As ruled in Georgia Casualty Surety Co. v. Turner, 86 Ga. App. 418, 422 ( 71 S.E.2d 773): "Whether or not the plaintiff is entitled to a declaratory judgment upon a hearing, is not dependent upon a determination of whether or not his contention in the controversy be a correct one. It may be found untenable upon the hearing, but he will not for that reason be sent from court, but is entitled to have the court, upon evidence and not upon the hearing of a general demurrer, declare his rights or lack of any right in the premises. To withstand a general demurrer it is only necessary that the plaintiff show an existing justiciable controversy, as provided by the Declaratory Judgment Act. It is not necessary that the petition go farther and show that the plaintiff's contention is correct." Also see Parks v. Jones, 88 Ga. App. 188 ( 76 S.E.2d 449). Therefore, in ruling that the allegations of the petition show that the petitioners are entitled to a declaration of their rights in the premises, we make no ruling as to whether the contention of the petitioners in the alleged controversy is meritorious or not.
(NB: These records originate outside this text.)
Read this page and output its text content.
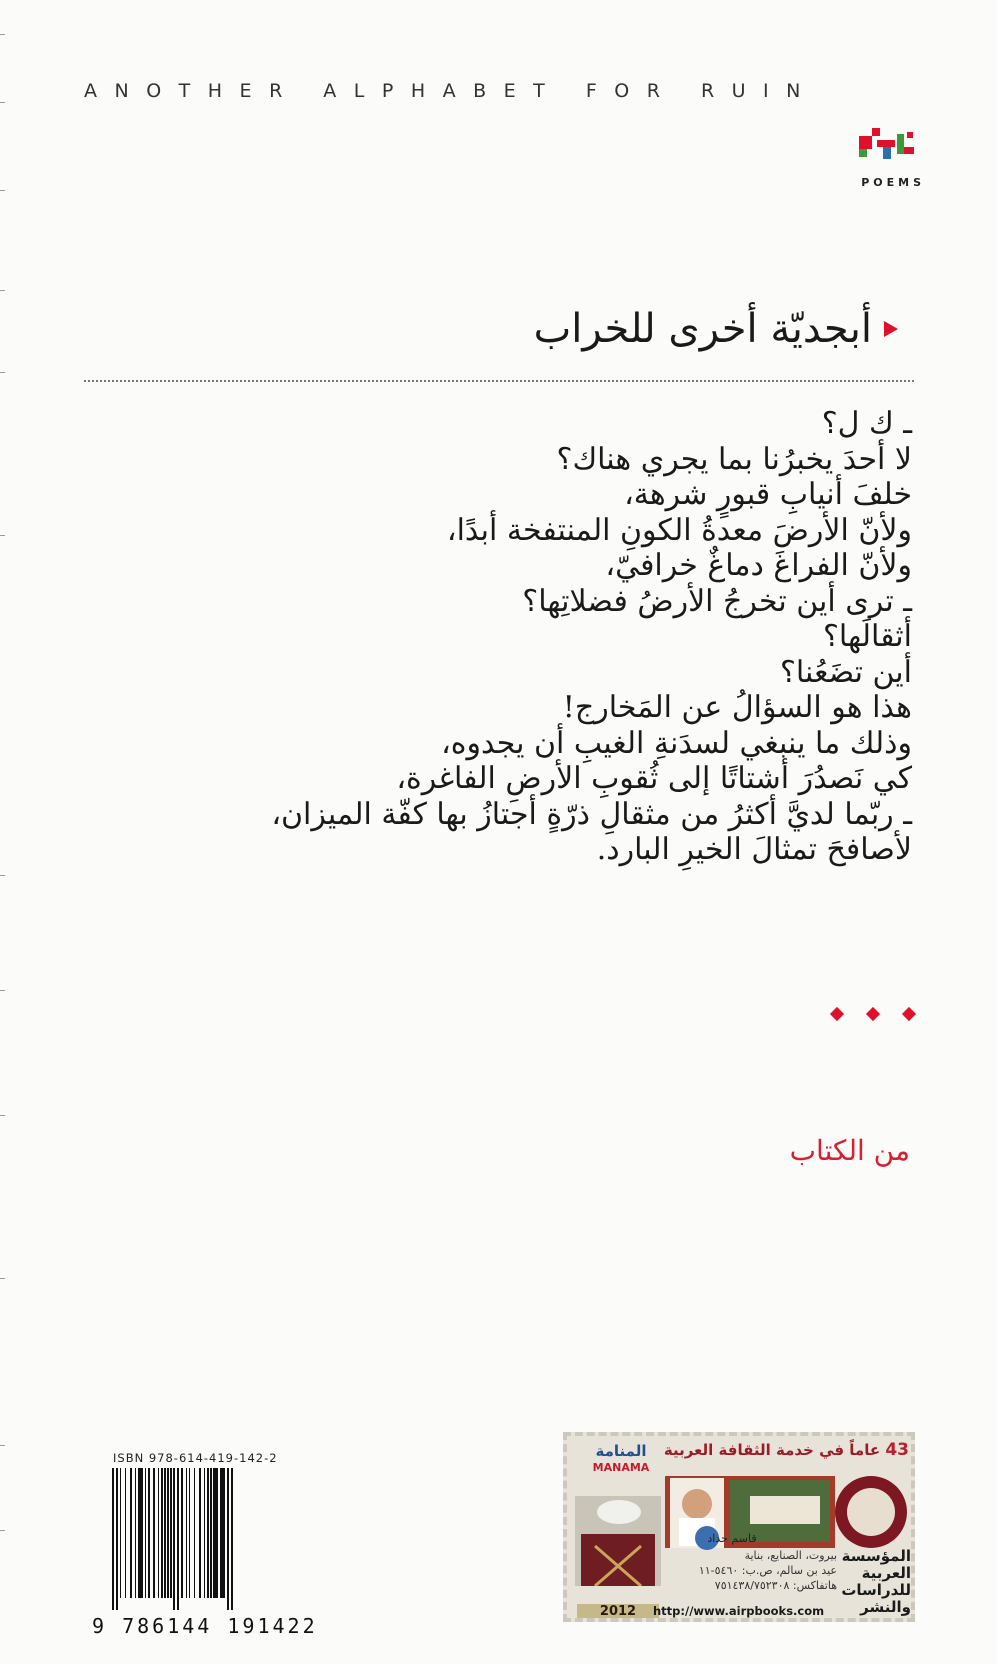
ANOTHER ALPHABET FOR RUIN
POEMS
أبجديّة أخرى للخراب
ـ ك ل؟
لا أحدَ يخبرُنا بما يجري هناك؟
خلفَ أنيابِ قبورٍ شرهة،
ولأنّ الأرضَ معدةُ الكونِ المنتفخة أبدًا،
ولأنّ الفراغَ دماغٌ خرافيّ،
ـ ترى أين تخرجُ الأرضُ فضلاتِها؟
أثقالَها؟
أين تضَعُنا؟
هذا هو السؤالُ عن المَخارج!
وذلك ما ينبغي لسدَنةِ الغيبِ أن يجدوه،
كي نَصدُرَ أشتاتًا إلى ثُقوبِ الأرضِ الفاغرة،
ـ ربّما لديَّ أكثرُ من مثقالِ ذرّةٍ أجتازُ بها كفّة الميزان،
لأصافحَ تمثالَ الخيرِ البارد.
من الكتاب
ISBN 978-614-419-142-2
9 786144 191422
43 عاماً في خدمة الثقافة العربية
المنامة
MANAMA
قاسم حداد
بيروت، الصنايع، بناية
عيد بن سالم، ص.ب: ٥٤٦٠-١١
هاتفاكس: ٧٥١٤٣٨/٧٥٢٣٠٨
المؤسسة
العربية
للدراسات
والنشر
2012	http://www.airpbooks.com
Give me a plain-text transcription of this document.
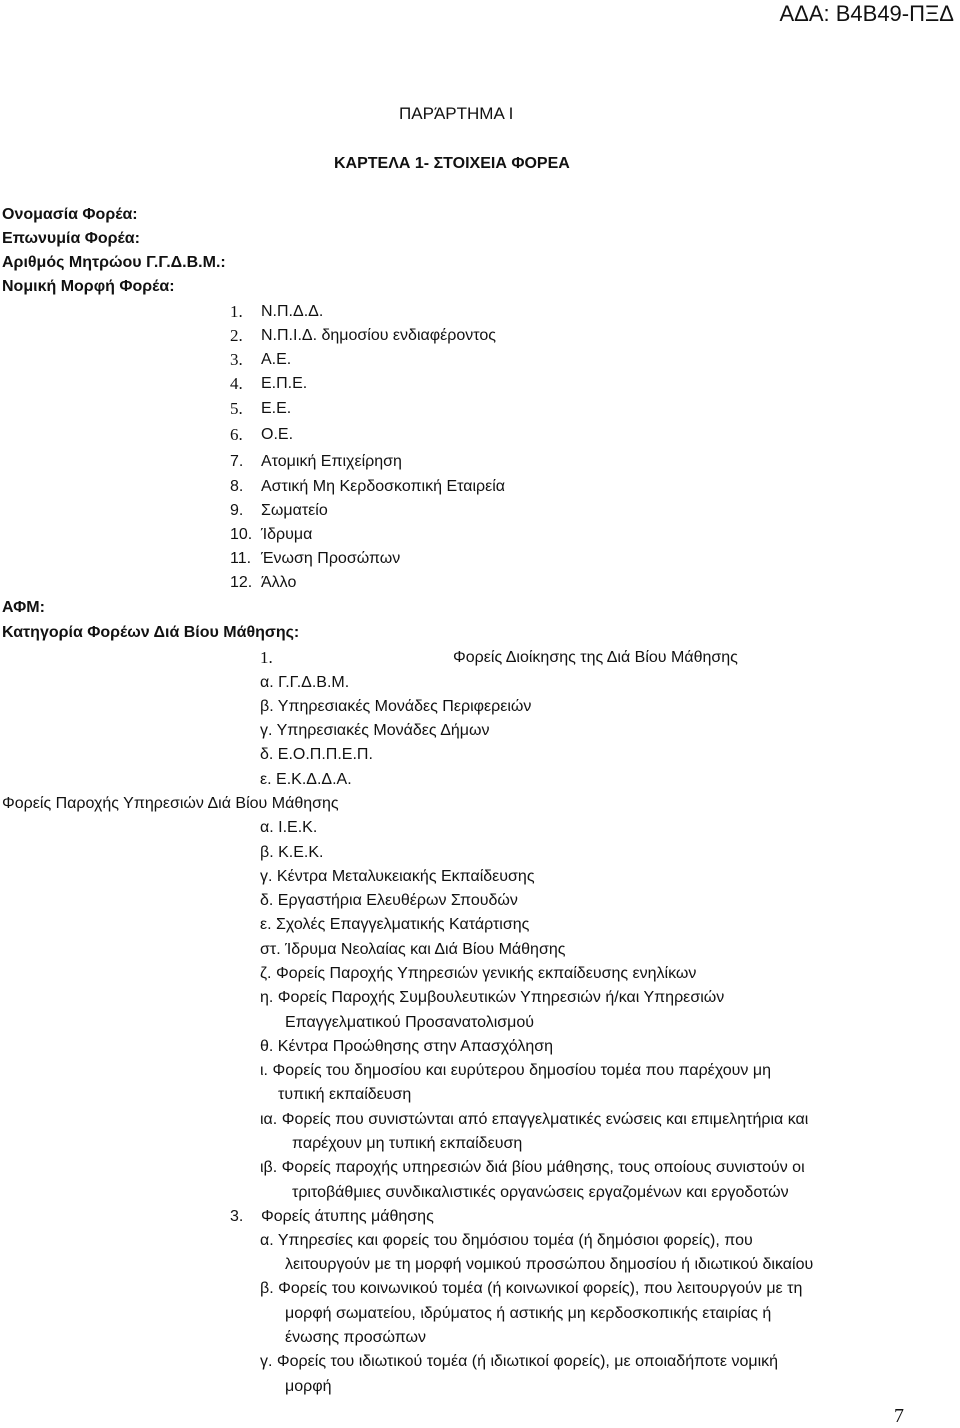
ΑΔΑ: Β4Β49-ΠΞΔ
ΠΑΡΆΡΤΗΜΑ Ι
ΚΑΡΤΕΛΑ 1- ΣΤΟΙΧΕΙΑ ΦΟΡΕΑ
Ονομασία Φορέα:
Επωνυμία Φορέα:
Αριθμός Μητρώου Γ.Γ.Δ.Β.Μ.:
Νομική Μορφή Φορέα:
1. Ν.Π.Δ.Δ.
2. Ν.Π.Ι.Δ. δημοσίου ενδιαφέροντος
3. Α.Ε.
4. Ε.Π.Ε.
5. Ε.Ε.
6. Ο.Ε.
7. Ατομική Επιχείρηση
8. Αστική Μη Κερδοσκοπική Εταιρεία
9. Σωματείο
10. Ίδρυμα
11. Ένωση Προσώπων
12. Άλλο
ΑΦΜ:
Κατηγορία Φορέων Διά Βίου Μάθησης:
1.	Φορείς Διοίκησης της Διά Βίου Μάθησης
α. Γ.Γ.Δ.Β.Μ.
β. Υπηρεσιακές Μονάδες Περιφερειών
γ. Υπηρεσιακές Μονάδες Δήμων
δ. Ε.Ο.Π.Π.Ε.Π.
ε. Ε.Κ.Δ.Δ.Α.
Φορείς Παροχής Υπηρεσιών Διά Βίου Μάθησης
α. Ι.Ε.Κ.
β. Κ.Ε.Κ.
γ. Κέντρα Μεταλυκειακής Εκπαίδευσης
δ. Εργαστήρια Ελευθέρων Σπουδών
ε. Σχολές Επαγγελματικής Κατάρτισης
στ. Ίδρυμα Νεολαίας και Διά Βίου Μάθησης
ζ. Φορείς Παροχής Υπηρεσιών γενικής εκπαίδευσης ενηλίκων
η. Φορείς Παροχής Συμβουλευτικών Υπηρεσιών ή/και Υπηρεσιών
Επαγγελματικού Προσανατολισμού
θ. Κέντρα Προώθησης στην Απασχόληση
ι. Φορείς του δημοσίου και ευρύτερου δημοσίου τομέα που παρέχουν μη
τυπική εκπαίδευση
ια. Φορείς που συνιστώνται από επαγγελματικές ενώσεις και επιμελητήρια και
παρέχουν μη τυπική εκπαίδευση
ιβ. Φορείς παροχής υπηρεσιών διά βίου μάθησης, τους οποίους συνιστούν οι
τριτοβάθμιες συνδικαλιστικές οργανώσεις εργαζομένων και εργοδοτών
3. Φορείς άτυπης μάθησης
α. Υπηρεσίες και φορείς του δημόσιου τομέα (ή δημόσιοι φορείς), που
λειτουργούν με τη μορφή νομικού προσώπου δημοσίου ή ιδιωτικού δικαίου
β. Φορείς του κοινωνικού τομέα (ή κοινωνικοί φορείς), που λειτουργούν με τη
μορφή σωματείου, ιδρύματος ή αστικής μη κερδοσκοπικής εταιρίας ή
ένωσης προσώπων
γ. Φορείς του ιδιωτικού τομέα (ή ιδιωτικοί φορείς), με οποιαδήποτε νομική
μορφή
7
The existence of another remedy, such as a suit at law for accrued interest on the unmatured note, does not prevent the petitioners from bringing this action for declaratory relief. "Declaratory judgments are not confined to cases where no other relief is available." Felton v. Chandler, 75 Ga. App. 354 (4) ( 43 S.E.2d 742). And the superior courts "have power to determine and settle by declaration any justiciable controversy of a civil nature where it appears to the court that the ends of justice require that such should be made for the guidance and protection of the petitioner, and when such a declaration will relieve the petitioner from uncertainty and insecurity with respect to his rights, status, and legal relations." Calvary Independent Baptist Church v. City of Rome, 208 Ga. 312, 314 ( 66 S.E.2d 726).
2. Henry B. Darling, individually and as the residuary legatee of his father's estate, appears to have an interest in the controversy over whether or not the note for $10,000 is a debt to be paid out of that estate, and so he was properly made a party defendant. It is true, as argued by the plaintiffs in error, that a legatee is not liable for the debts of his testator, ordinarily, but the liability and the debt are not alleged to exist on the party of Henry B. Darling, Jr., individually, but are alleged to exist against his father's estate, as represented by him and the bank.
3. The court did not err in denying the motion to dismiss the petition or in overruling the demurrers to the petition.
Judgment affirmed. Felton and Worrill, JJ., concur.